Lors des premiers coups – qui ne font toujours pas plier Théo –, le pantalon de ce dernier tombe tout seul. Bon. Peut-être a-t-il oublié de mettre sa ceinture.
Donc nous en sommes à un moment où l’homme appréhendé est a priori en caleçon dans la rue, le pantalon tombé aux chevilles, encadré et violenté par quatre flics. Et ce jeune homme continue de mériter les coups qu’il reçoit. Bon. Peut-être réplique-t-il, peut-être est-il très très fort.
Mais là, en toute logique, l’un des flics porte un « coup horizontal » avec sa matraque télescopique, au niveau de l’entrejambe de Théo. Une explication technique de ce geste horizontal, qu’on peut avoir beaucoup de mal à se représenter, n’est pas de refus. On peut bêtement penser, voire, avoir pu constater de ses propres yeux, que les coups de matraques pleuvent davantage par le côté, par le haut.
Ce coup horizontal est tellement violent et précis, que la matraque transperce le caleçon du jeune homme, et va se loger dans son anus. Indépendamment de la volonté du flic, bien entendu.
C’est donc la matraque autonome et perverse, qui frappe sans doute trop et sans raison, mais sûrement, là où on ne l’attend pas.
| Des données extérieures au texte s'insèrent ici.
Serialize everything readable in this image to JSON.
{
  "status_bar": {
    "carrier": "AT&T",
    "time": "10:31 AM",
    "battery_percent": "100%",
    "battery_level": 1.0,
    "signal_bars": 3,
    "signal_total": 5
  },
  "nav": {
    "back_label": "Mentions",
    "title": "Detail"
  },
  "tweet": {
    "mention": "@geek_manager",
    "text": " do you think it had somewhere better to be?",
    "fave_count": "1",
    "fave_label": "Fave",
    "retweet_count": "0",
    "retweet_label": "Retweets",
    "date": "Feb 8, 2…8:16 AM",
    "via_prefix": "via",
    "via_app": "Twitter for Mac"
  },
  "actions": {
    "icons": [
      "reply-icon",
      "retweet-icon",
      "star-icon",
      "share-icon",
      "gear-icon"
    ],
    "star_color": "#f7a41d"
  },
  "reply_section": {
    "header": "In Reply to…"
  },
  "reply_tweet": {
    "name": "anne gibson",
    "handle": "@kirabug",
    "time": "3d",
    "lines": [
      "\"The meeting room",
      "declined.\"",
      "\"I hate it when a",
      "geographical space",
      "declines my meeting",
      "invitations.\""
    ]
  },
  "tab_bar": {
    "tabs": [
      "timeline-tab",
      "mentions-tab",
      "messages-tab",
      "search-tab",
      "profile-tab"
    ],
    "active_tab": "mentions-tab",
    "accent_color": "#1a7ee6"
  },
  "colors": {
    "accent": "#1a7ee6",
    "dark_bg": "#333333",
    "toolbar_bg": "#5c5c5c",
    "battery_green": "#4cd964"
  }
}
Résultat de cette malencontreuse erreur : Théo est hospitalisé pour un sphincter sectionné et une lésion du rectum de 10 centimètres, blessures qui lui valent 2 mois d’ITT.
Un-e viol-ence qui ne dit pas son nom d’humiliation
Nous avons donc un garçon de 22 ans sans histoire. A part celle d’un habitant d’Aulnay-sous-Bois, 9-3. Se pourrait-il, par le plus grand des hasards, qu’il soit jaugé en amont, a priori, pour le seul fait de vivre dans ces territoires à l’abandon ? Les mêmes policiers auraient agi de la même façon devant les mêmes faits, si toute cette scène s’était déroulée à Passy, n’est-ce pas ?
Dans les territoires comme celui de Théo, les flics ont la main leste et lourde, et le simple fait de le leur dire engendre un émoi sans nom de l’ensemble du corps policier.
Un contrôle qui dégénère, comme trop souvent. Si elles le veulent un jour, il faudrait peut-être que les autorités se penchent sur la question… (il n’est pas interdit d’espérer après tout).
Mais que se passe-t-il lors de ces contrôles qui dérapent ? Comment autant de jeunes gens sans histoire, impliqués dans leur ville souvent, se métamorphosent-ils en délinquants qu’il faut cogner lors d’un contrôle de routine ? Étrange tout de même.
Comme il paraît toujours étrange que quatre hommes ayant autorité et équipés en fonction, doivent utiliser une telle violence pour en maîtriser un seul. Au-delà de leur témérité surprenante, les interpellés sont donc souvent dotés d’une force herculéenne, qu’il faut mater, à coups de lacrymo et de matraque… dans les moins pires des cas.
Considérant la configuration qu’on nous décrit, Théo se tenait donc dos aux garants de sa sécurité. Dès lors, sur un plan matériel d’abord, il est permis de s’interroger.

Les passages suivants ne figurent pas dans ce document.